Here are my tips for using a microphone effectively.
- Always be willing to use a microphone. In any audience, you will have varying hearing levels and English levels; don’t make it hard for people to listen to you. It’s healthier for your voice – and more pleasant for your audience’s ears – if you don’t have to yell.
- If you are making comments during a conference, stand up and use a mic. It ensures that everyone can hear you and – as a result – increases your credibility and authority.
- Determine in advance if you will or will not need a microphone. You’ll want to use a mic for one of two reasons: the audience is larger than 20 people, or the event will be recorded.
- Decide which type of microphone to use. At a conference, you can usually choose between a handheld or a hands-free mic. Whenever possible, I choose a hands-free microphone: a lavalier or lapel mic, an earset mic, etc. That way, it doesn’t disrupt my natural hand gestures.
- Avoid using the lectern mic, because it locks you to the lectern and prevents you from walking around and engaging the audience. If you must use the lectern mic, adjust the mic height in advance.
- Check the battery and volume in advance. There might not be a sound technician available to help you; always check the battery and volume level before you walk on stage. You can say something like, “Testing, testing” or “Check 1. Check 2.” instead of “Hey, is this thing on?”
- Where to put a lapel mic: If you’re wearing a suit, you can clip the lapel mic to your lapel (hence the name), on your button-down shirt, or on your tie about 8-12 inches from your face; clip the transmitter on the back of your belt loop. Ladies, if you’re wearing a dress and don’t have a belt loop, you might clip the receiver on the top back of your dress; it’s a little uncomfortable but you will get used to it. Wherever you put the mic, ensure it isn’t covered by hair or clothing as that affects the sound quality.
- Cough AWAY from the mic. It happens: sometimes we have to cough or sneeze on stage. Remember to turn away from the mic, otherwise the entire room will resonate with your booming sneeze.
- For a hand-held microphone, hold the mic about 6-8 inches from your face, just under your mouth. When your head moves, move your hand with it so that your mic follows your mouth. Use your free hand to make hand gestures.
- Speak with a strong, clear voice. Don’t try to yell and don’t assume that it’s OK to whisper. The microphone amplifies the voice itself; make sure it’s amplifying a strong, confident voice. For tips on how to find your strong voice, read my article in the Harvard Business Review.
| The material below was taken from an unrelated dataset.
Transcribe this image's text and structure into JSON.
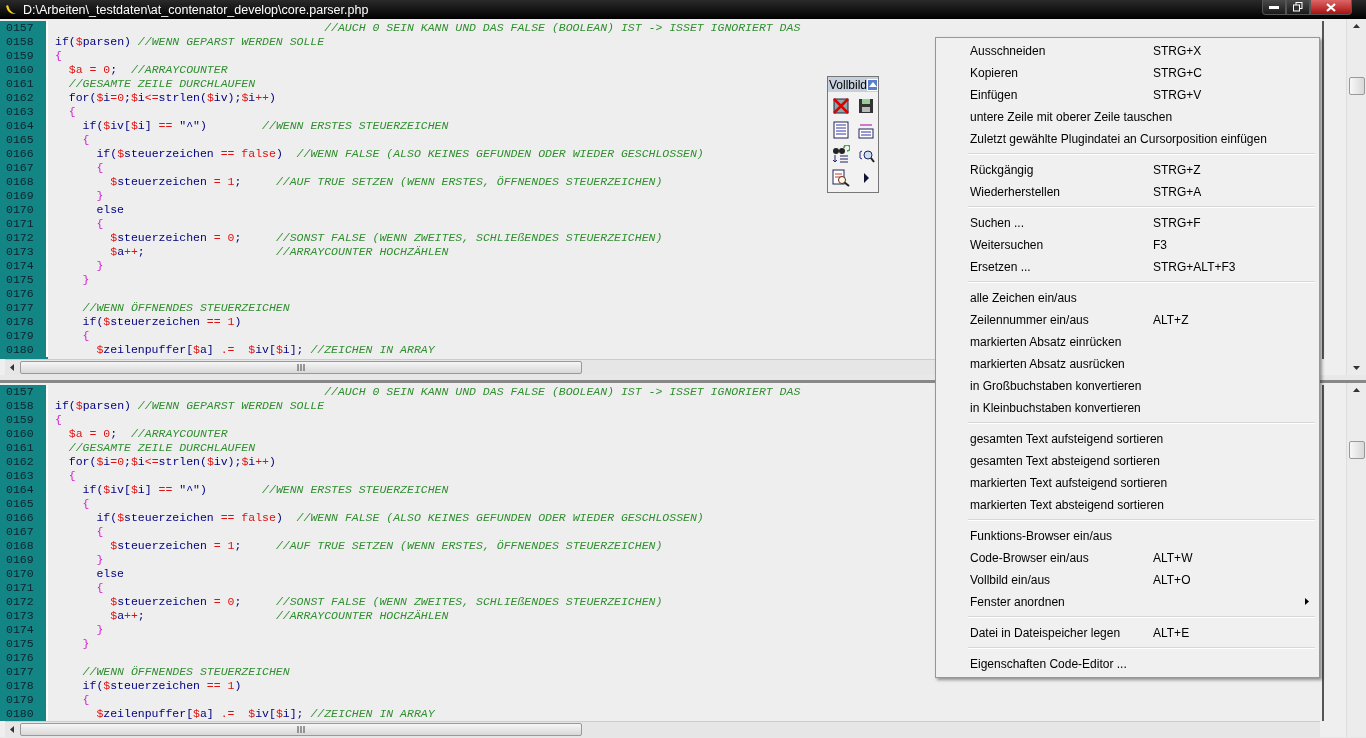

- Relax if the mic doesn’t work. Sometimes there will be a problem with the sound. Relax and don’t let it overwhelm you. I was once in the middle of a presentation on stage using a lapel mic when the sound technician walked up, gave me a handheld microphone, and proceeded to stand behind me fiddling with the transmitter on my belt. I used humor to show the audience I was relaxed, saying “I will continue talking and pretend that there isn’t someone behind me right now playing with my belt.” The more relaxed you are, the more relaxed the audience will be.
- Assume the mic is always on! Sometimes the sound technician will tell you that they have turned off the mic. Regardless, I never, ever, go into the restroom with a mic on me. While the odds are low that something will happen, the potential for embarrassment is high.
Rather than be intimidated, look at the mic as an opportunity to amplify your message. Remind yourself why your speech subject is important to you, and use that energy and enthusiasm to fuel your passion when speaking. The mic is there to make your job easier.